The library, which architects anticipate will be completed in summer 2015, will stand at two stories. It features study spaces, a cafe, public computer stations and more than 1 million items in the catalog. The space will differ from the other six branches of the city library system to meet the demands of the surrounding neighborhood, which includes providing targeted resources for the students at Washington Elementary School.

Library construction will cost $4.8 million. The overall project will hit $8.7 million, which includes costs for the library's new collection, the art, furnishings and technology, said Shaw.

Stan Penfold, Salt Lake City councilman and chairman of the Redevelopment Agency Board, hopes the space is "nothing short of incredible." He said planners intend to surround the building with green space and a plaza to foster a community feeling.

A terrace on the second floor will overlook the plaza and offer views of the Utah Capitol and the city skyline, a design the project architects at Blalock & Partners Architectural Design Studio are most excited about.

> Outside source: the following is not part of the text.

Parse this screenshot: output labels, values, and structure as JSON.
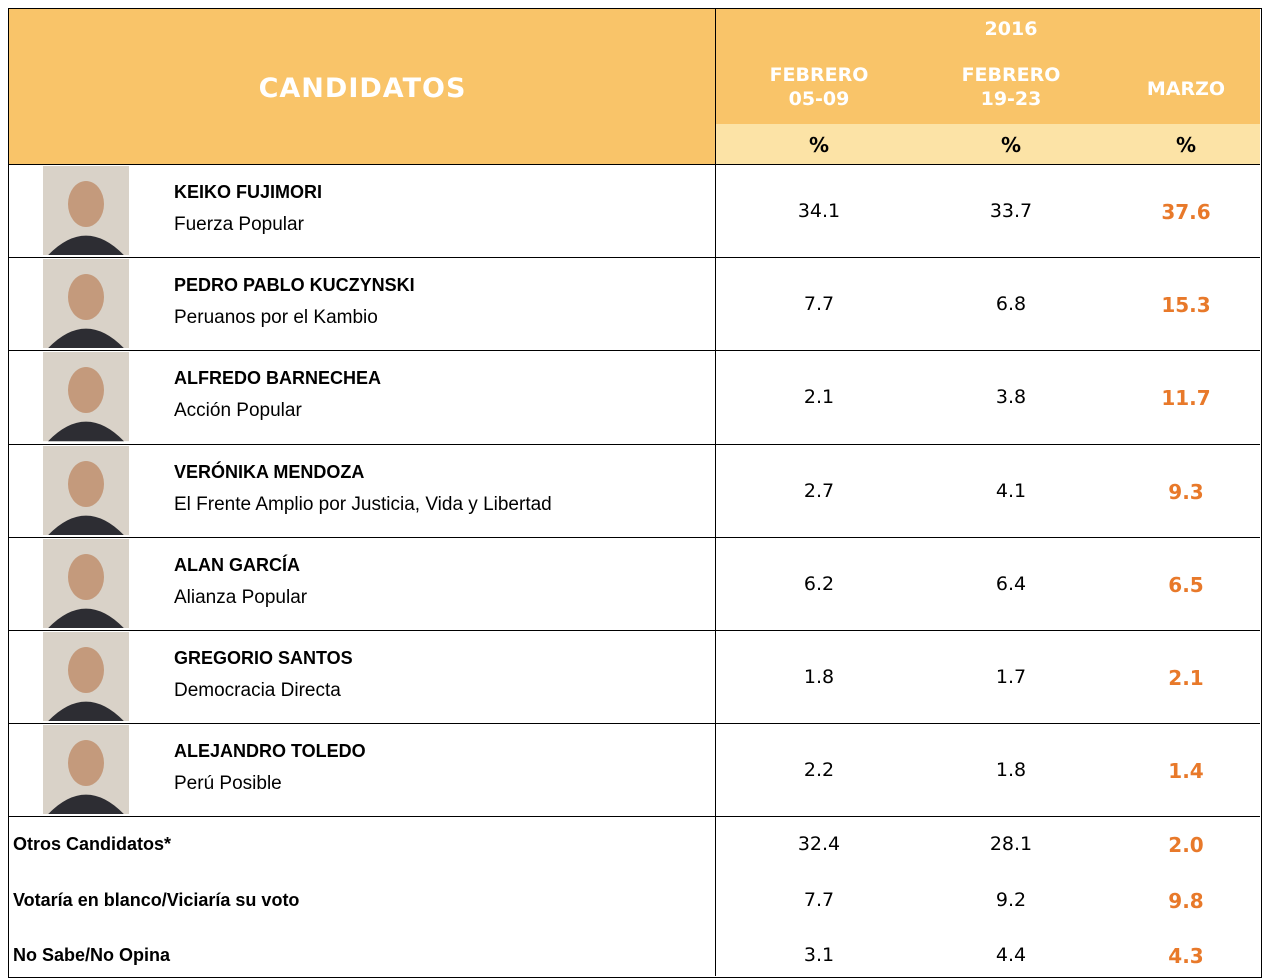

"I encourage you to think of this building as a garden for the community," said Kevin Blalock, a chief architect for the new library. "We're preparing the soil and over the next year, you'll be able to watch it grow and blossom, transforming this plot of land into beauty."

Blalock & Partners will work with Ascent Construction to also make the building LEED Silver certified by including a number of energy-efficient building details, such as LED lights and occupancy room sensors.

Salt Lake City Mayor Ralph Becker attended the groundbreaking ceremony and said residents should be commended for their patience in the process.

"Libraries do so much in our community as a service to our neighborhoods, as a service to the overall community, both as gathering places and learning places," Becker said. "We're so looking forward to getting this project both underway and completed."